Ce n’est plus seulement l’entreprise qui est exposée. C’est le dirigeant lui-même.
Par où commencer ?
Face à l’étendue des obligations NIS2, la tentation est de repousser le sujet. C’est précisément ce qu’il ne faut pas faire — les délais de mise en conformité sont courts et les actions à mener sont nombreuses.
Première étape : savoir si vous êtes concerné
Vérifiez votre secteur d’activité, votre taille et vos relations avec des entités réglementées. L’ANSSI met à disposition des outils d’autoévaluation sur son site. En cas de doute, consultez un expert.
Deuxième étape : réaliser un audit de conformité
Cartographiez vos systèmes d’information, identifiez vos actifs critiques, évaluez vos pratiques actuelles face aux exigences NIS2. Cet audit révèle les écarts à combler et permet de prioriser les actions.
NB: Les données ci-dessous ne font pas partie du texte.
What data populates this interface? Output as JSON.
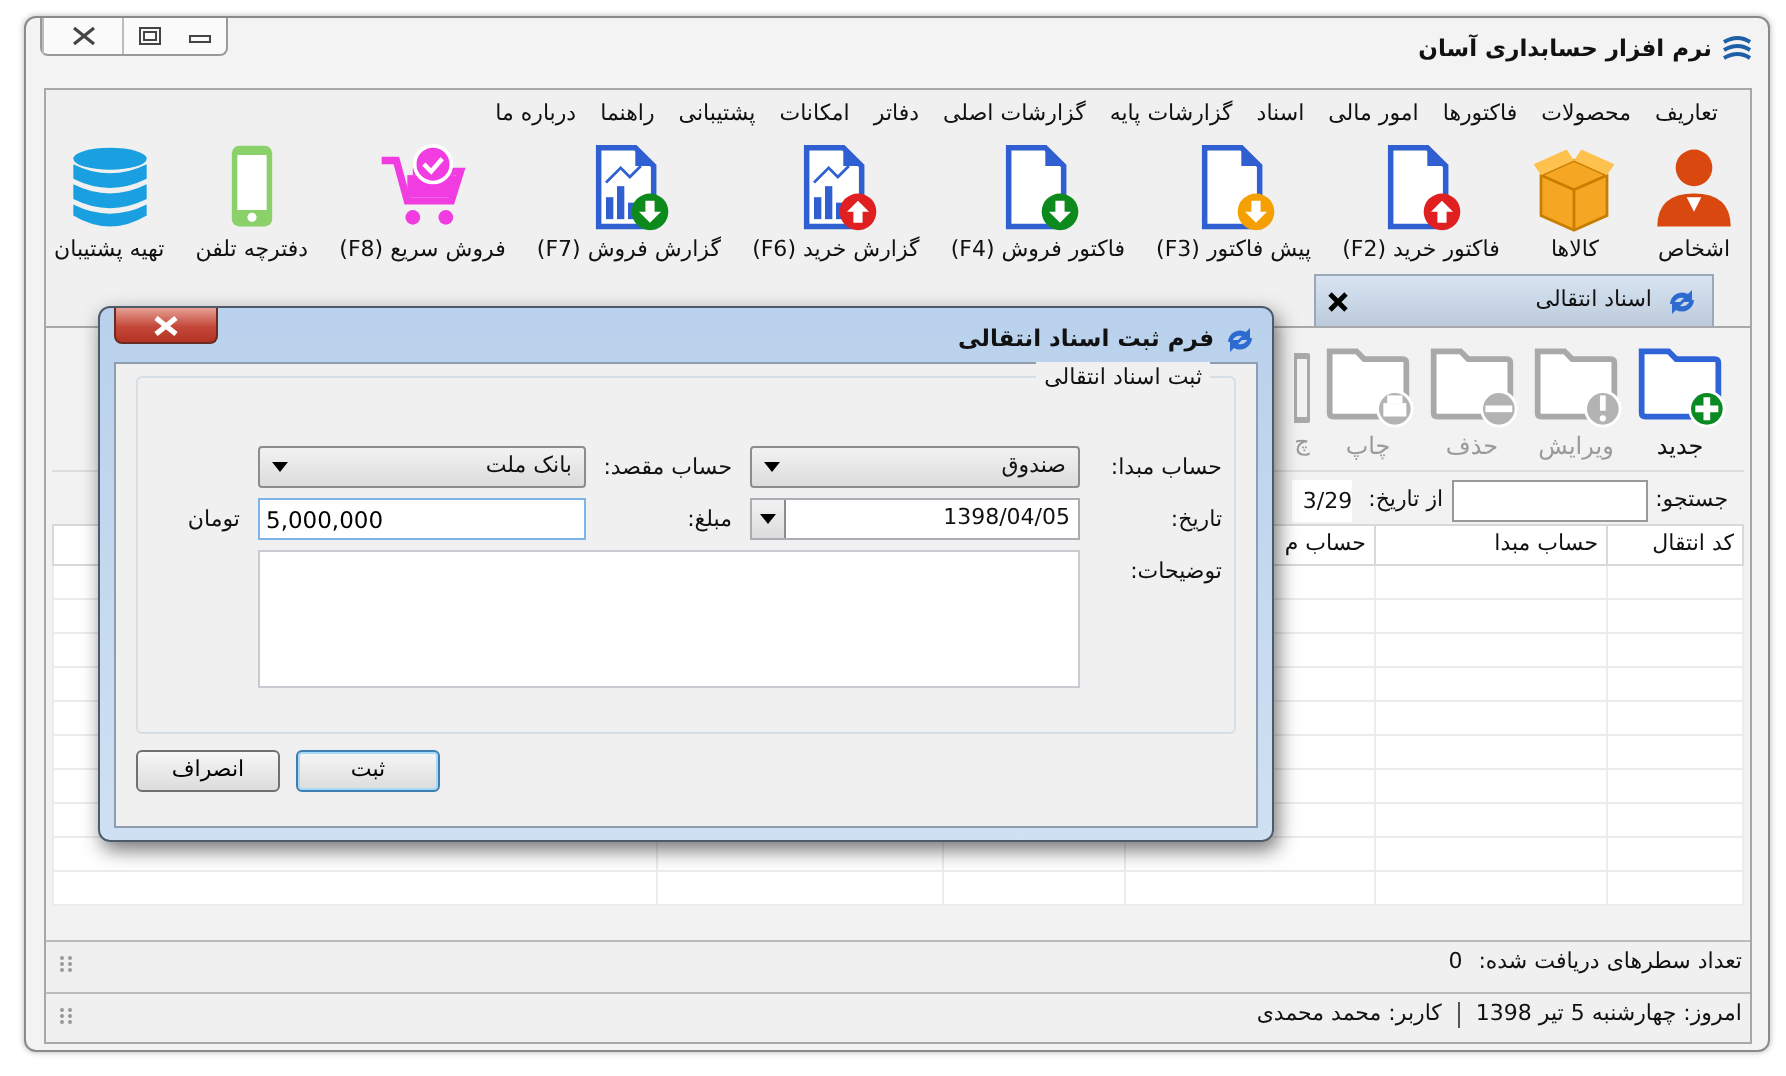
{
  "window": {
    "title": "نرم افزار حسابداری آسان"
  },
  "menu": [
    {
      "label": "تعاریف"
    },
    {
      "label": "محصولات"
    },
    {
      "label": "فاکتورها"
    },
    {
      "label": "امور مالی"
    },
    {
      "label": "اسناد"
    },
    {
      "label": "گزارشات پایه"
    },
    {
      "label": "گزارشات اصلی"
    },
    {
      "label": "دفاتر"
    },
    {
      "label": "امکانات"
    },
    {
      "label": "پشتیبانی"
    },
    {
      "label": "راهنما"
    },
    {
      "label": "درباره ما"
    }
  ],
  "toolbar": [
    {
      "label": "اشخاص",
      "kind": "people"
    },
    {
      "label": "کالاها",
      "kind": "goods"
    },
    {
      "label": "فاکتور خرید (F2)",
      "kind": "purchase"
    },
    {
      "label": "پیش فاکتور (F3)",
      "kind": "proforma"
    },
    {
      "label": "فاکتور فروش (F4)",
      "kind": "sale"
    },
    {
      "label": "گزارش خرید (F6)",
      "kind": "purchase-report"
    },
    {
      "label": "گزارش فروش (F7)",
      "kind": "sale-report"
    },
    {
      "label": "فروش سریع (F8)",
      "kind": "quick-sale"
    },
    {
      "label": "دفترچه تلفن",
      "kind": "phonebook"
    },
    {
      "label": "تهیه پشتیبان",
      "kind": "backup"
    }
  ],
  "tabs": [
    {
      "label": "اسناد انتقالی",
      "selected": true
    }
  ],
  "actions": [
    {
      "label": "جدید",
      "kind": "new",
      "disabled": false
    },
    {
      "label": "ویرایش",
      "kind": "edit",
      "disabled": true
    },
    {
      "label": "حذف",
      "kind": "delete",
      "disabled": true
    },
    {
      "label": "چاپ",
      "kind": "print",
      "disabled": true
    },
    {
      "label": "چ",
      "kind": "partial",
      "disabled": true
    }
  ],
  "search": {
    "label": "جستجو:",
    "from_label": "از تاریخ:",
    "from_value": "3/29"
  },
  "table": {
    "columns": [
      "کد انتقال",
      "حساب مبدا",
      "حساب م"
    ]
  },
  "status": {
    "rows_label": "تعداد سطرهای دریافت شده:",
    "rows_value": "0",
    "today": "امروز: چهارشنبه 5 تیر 1398",
    "user": "کاربر: محمد محمدی"
  },
  "dialog": {
    "title": "فرم ثبت اسناد انتقالی",
    "group": "ثبت اسناد انتقالی",
    "source": {
      "label": "حساب مبدا:",
      "value": "صندوق"
    },
    "destination": {
      "label": "حساب مقصد:",
      "value": "بانک ملت"
    },
    "date": {
      "label": "تاریخ:",
      "value": "1398/04/05"
    },
    "amount": {
      "label": "مبلغ:",
      "value": "5,000,000",
      "unit": "تومان"
    },
    "notes": {
      "label": "توضیحات:"
    },
    "buttons": [
      {
        "label": "ثبت",
        "default": true
      },
      {
        "label": "انصراف",
        "default": false
      }
    ]
  }
}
Troisième étape : construire un plan d’action priorisé
Gouvernance, gestion des risques, notification des incidents, continuité d’activité — chaque pilier nécessite des actions concrètes. Un plan priorisé par urgence et par impact permet d’avancer méthodiquement sans se disperser.
Conclusion
NIS2 n’est pas une contrainte administrative de plus — c’est un signal fort que la cybersécurité est désormais une responsabilité de direction, pas un sujet technique délégué au service informatique.
Les entreprises qui anticipent ont un avantage réel : elles construisent une posture de sécurité solide avant d’y être contraintes, évitent les sanctions et renforcent la confiance de leurs clients et partenaires.
Celles qui attendent s’exposeront à des délais de mise en conformité sous pression, des coûts d’urgence plus élevés — et potentiellement à des sanctions dont la responsabilité remontera jusqu’au dirigeant.
NIS2 entre en vigueur. La question n’est plus de savoir si vous devez vous conformer. C’est quand vous allez commencer.